Raven comes first; if I can turn her into a thrall, I’ll drop the disguise and quit Hero Academy, a snake shedding skin.
I told Stini I fell for Raven at first sight, a spark on dry tinder.
Girls might share intel; I can’t slip on details, or a hawk-eyed nose will catch the odd scent.
I came early and staked two seats in the back row, flags on a quiet hill.
I planned to sit near Raven, but I can’t trust seats to sprout around her like mushrooms.
So I asked Vega to delay her with a neat excuse—spill food on her—and hold her till the bell, a breath held tight.
Two classes share the period, so the room will be packed, air like a crowded market.
When Raven slips in late from the back door, the empty seat by me will shine like a beacon, the nearest harbor.
That starts step one: increase our face time, raindrops carving stone.
Also, Raven can’t store items with magic, so she carries her tools, a peddler’s bundle.
I asked Vega to lift her tools, and I’ll bestow a favor—no, offer friendly help—like a hand in a river.
I can’t use that trick often; patterns show like tracks in fresh snow. For now, it plants goodwill.

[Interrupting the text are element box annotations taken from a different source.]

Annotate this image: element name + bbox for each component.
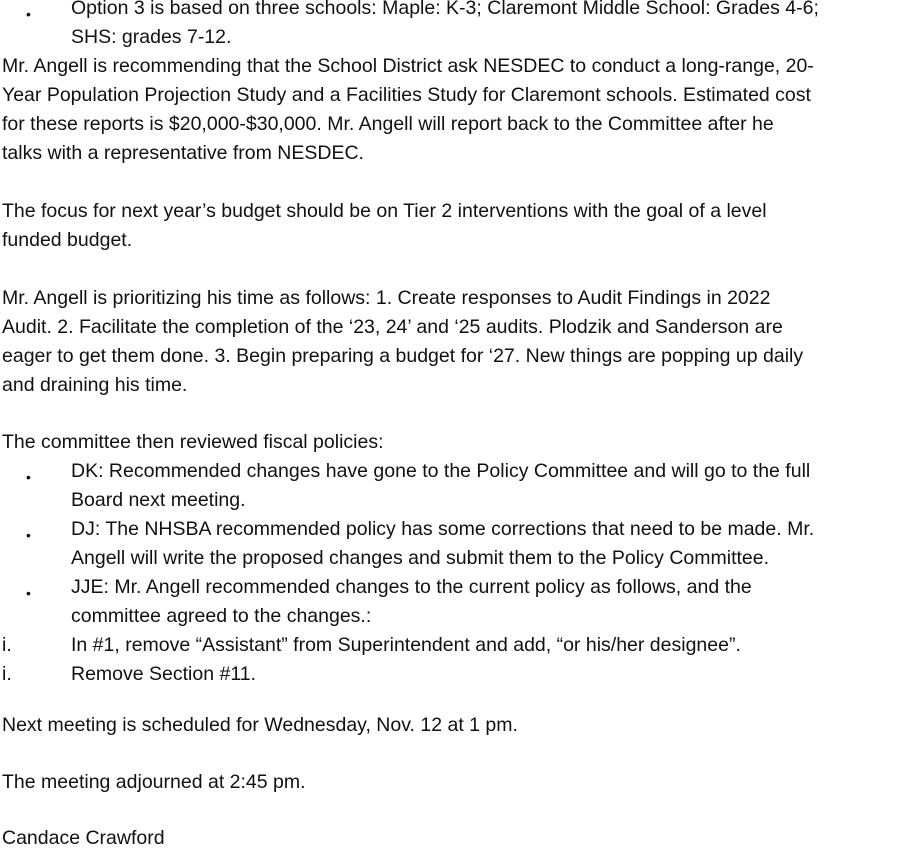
option3-line-1: Option 3 is based on three schools: Maple: K-3; Claremont Middle School: Grades 4-6;	[71, 0, 819, 19]
policy-jje-line-2: committee agreed to the changes.:	[71, 605, 372, 627]
para2-line-2: funded budget.	[2, 229, 133, 251]
para1-line-2: Year Population Projection Study and a Facilities Study for Claremont schools. Estimated cost	[2, 84, 811, 106]
option3-line-2: SHS: grades 7-12.	[71, 26, 232, 48]
bullet-marker: •	[26, 6, 31, 22]
para1-line-3: for these reports is $20,000-$30,000. Mr. Angell will report back to the Committee after he	[2, 113, 774, 135]
next-meeting: Next meeting is scheduled for Wednesday, Nov. 12 at 1 pm.	[2, 714, 518, 736]
policy-dj-line-1: DJ: The NHSBA recommended policy has some corrections that need to be made. Mr.	[71, 518, 815, 540]
para3-line-3: eager to get them done. 3. Begin preparing a budget for ‘27. New things are popping up daily	[2, 345, 804, 367]
bullet-marker: •	[26, 527, 31, 543]
policy-dk-line-1: DK: Recommended changes have gone to the Policy Committee and will go to the full	[71, 460, 811, 482]
sub-item-text: In #1, remove “Assistant” from Superintendent and add, “or his/her designee”.	[71, 634, 741, 656]
para2-line-1: The focus for next year’s budget should be on Tier 2 interventions with the goal of a level	[2, 200, 767, 222]
sub-item-marker: i.	[2, 663, 12, 685]
sub-item-text: Remove Section #11.	[71, 663, 256, 685]
para3-line-1: Mr. Angell is prioritizing his time as follows: 1. Create responses to Audit Findings in 2022	[2, 287, 771, 309]
signature-name: Candace Crawford	[2, 827, 165, 849]
para1-line-4: talks with a representative from NESDEC.	[2, 142, 364, 164]
policies-intro: The committee then reviewed fiscal policies:	[2, 431, 384, 453]
adjourned-line: The meeting adjourned at 2:45 pm.	[2, 771, 306, 793]
para1-line-1: Mr. Angell is recommending that the School District ask NESDEC to conduct a long-range, 20-	[2, 55, 814, 77]
sub-item-marker: i.	[2, 634, 12, 656]
policy-dj-line-2: Angell will write the proposed changes and submit them to the Policy Committee.	[71, 547, 770, 569]
policy-dk-line-2: Board next meeting.	[71, 489, 246, 511]
bullet-marker: •	[26, 585, 31, 601]
para3-line-4: and draining his time.	[2, 374, 188, 396]
policy-jje-line-1: JJE: Mr. Angell recommended changes to the current policy as follows, and the	[71, 576, 752, 598]
para3-line-2: Audit. 2. Facilitate the completion of the ‘23, 24’ and ‘25 audits. Plodzik and Sanderson are	[2, 316, 783, 338]
bullet-marker: •	[26, 469, 31, 485]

Flirting is a grand art, a kite steered by wind and string.
After all the prep, I patted my cheeks, drumming up a first impression like a warbeat.
Good—I put on what I think is my kindest face; the mirror says it’s still a corpse mask.
Fine. Some hardware won’t change, stone pretending to be silk.
Huh?
When I slid the mirror back into my shadow, I caught Stini taking the seat at my right, a sparrow choosing a branch.
She flashed a sun-bright smile, light pooling like honey.
Ah. Feels like today won’t be smooth, a cloud dragging its shadow across the field.